Второе ранение – в левую руку он получил в феврале 1944 года, под Витебском, где фашисты оборонялись яростно, с фанатизмом обречённых. Ранение оказалось серьёзным, не легче предыдущего. Помимо локтевой кости, прострелянной насквозь, пуля повредила нерв. Около 4-х месяцев лечился Палутин. Летом 1944-го, когда фронт переместился на территорию врага, он опять был в строю. Теперь уже до Победы.

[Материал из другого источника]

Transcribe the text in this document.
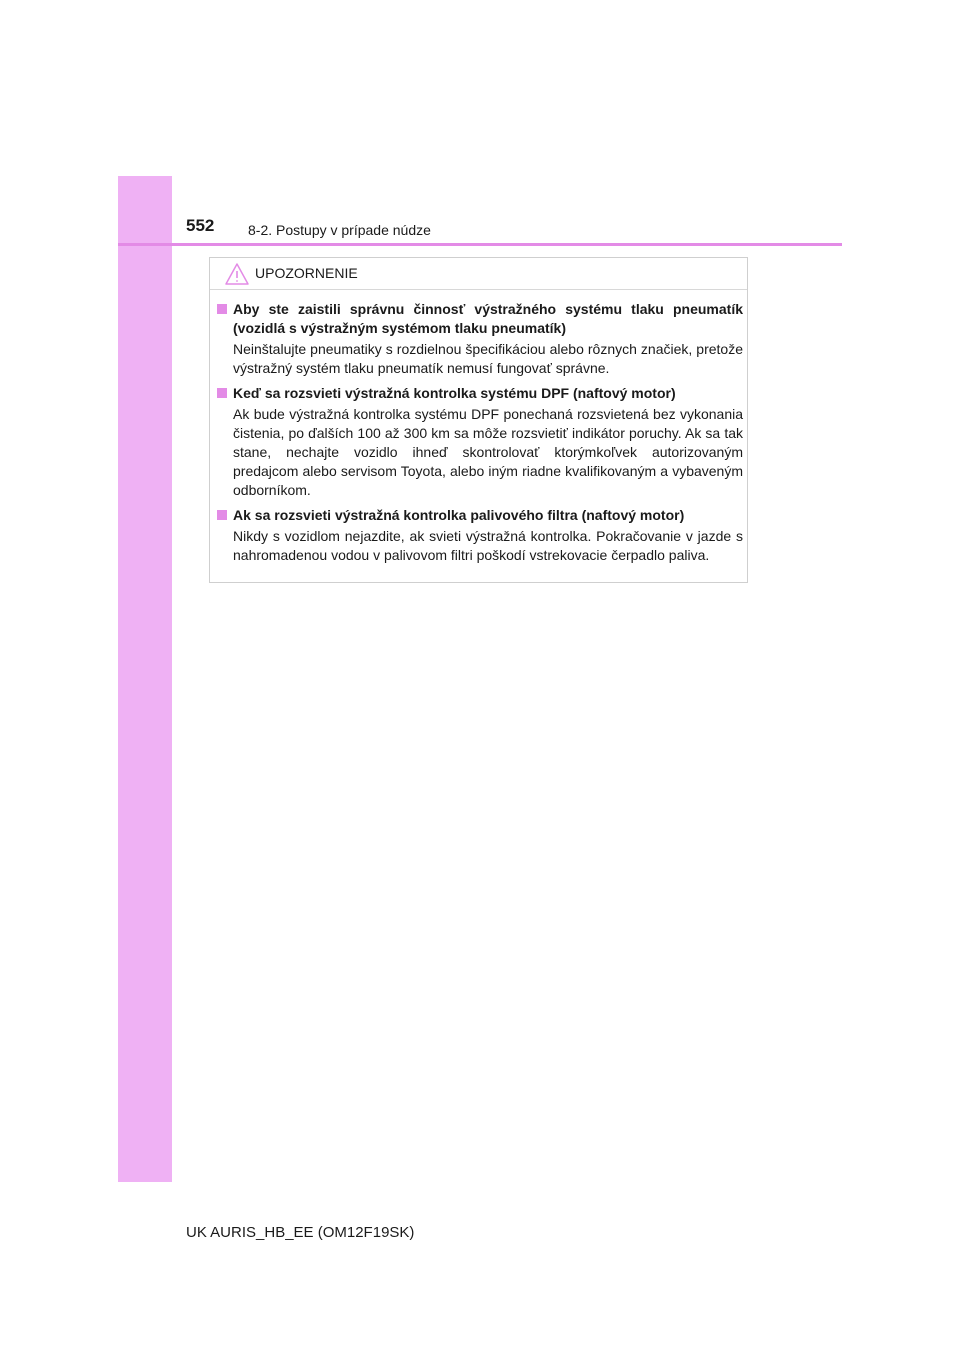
552 8-2. Postupy v prípade núdze
UPOZORNENIE
Aby ste zaistili správnu činnosť výstražného systému tlaku pneumatík (vozidlá s výstražným systémom tlaku pneumatík)
Neinštalujte pneumatiky s rozdielnou špecifikáciou alebo rôznych značiek, pretože výstražný systém tlaku pneumatík nemusí fungovať správne.
Keď sa rozsvieti výstražná kontrolka systému DPF (naftový motor)
Ak bude výstražná kontrolka systému DPF ponechaná rozsvietená bez vykonania čistenia, po ďalších 100 až 300 km sa môže rozsvietiť indikátor poruchy. Ak sa tak stane, nechajte vozidlo ihneď skontrolovať ktorýmkoľvek autorizovaným predajcom alebo servisom Toyota, alebo iným riadne kvalifikovaným a vybaveným odborníkom.
Ak sa rozsvieti výstražná kontrolka palivového filtra (naftový motor)
Nikdy s vozidlom nejazdite, ak svieti výstražná kontrolka. Pokračovanie v jazde s nahromadenou vodou v palivovom filtri poškodí vstrekovacie čerpadlo paliva.
UK AURIS_HB_EE (OM12F19SK)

Когда за Георгием Николаевичем закрылась дверь, я достал его рентгенограммы. Помните об осколке в лёгком? По описанию рентгенолога он находился «кпереди от восходящей аорты». Пройди частица немецкой мины хотя бы на сантиметр глубже, оказалась бы поражённой аорта – самый крупный сосуд человеческого тела шириной в два поперечных пальца. Ранение аорты всегда смертельно. Знал ли Георгий Николаевич об этом? Разумеется, знал, хотя и без медицинских тонкостей. Однако же даже слова не произнёс: об осколке меня проинформировал не он, а снимки, заключение рентгенолога.
Наконец экспертиза была закончена. Не приводя её подробного описания, остановлюсь на выводах, вытекающих из вопросов, поставленных судом:
«…Имеющиеся у Палутина Г.Н. телесные повреждения и данные рентгенографии указывают на наличие у него в прошлом двух ранений: слепого осколочного ранения грудной клетки слева с повреждением 4-го ребра и наличием в лёгком инородного тела (осколка), а также сквозного огнестрельного ранения левого предплечья со сросшимся переломом локтевой кости, эти ранения большого срока давности и могли быть получены в годы Великой Отечественной войны при известных обстоятельствах… Имеющиеся у Палутина Г.Н. ранения грудной клетки и левого предплечья по локализации и особенностям идентичны ранениям, указанным в медицинской документации, выданной на имя Шувалова Ивана Петровича Архивом военно-медицинского музея Министерства обороны». В тот же день заключение эксперта № 415 было отправлено заказным письмом в районный народный суд.
Вот такая история об одной экспертизе и судьбе Человека. Тут, как говорится, ни убавить, ни прибавить. В бесконечной летописи Великой Отечественной у Георгия Николаевича Палутина своя веха, своя память.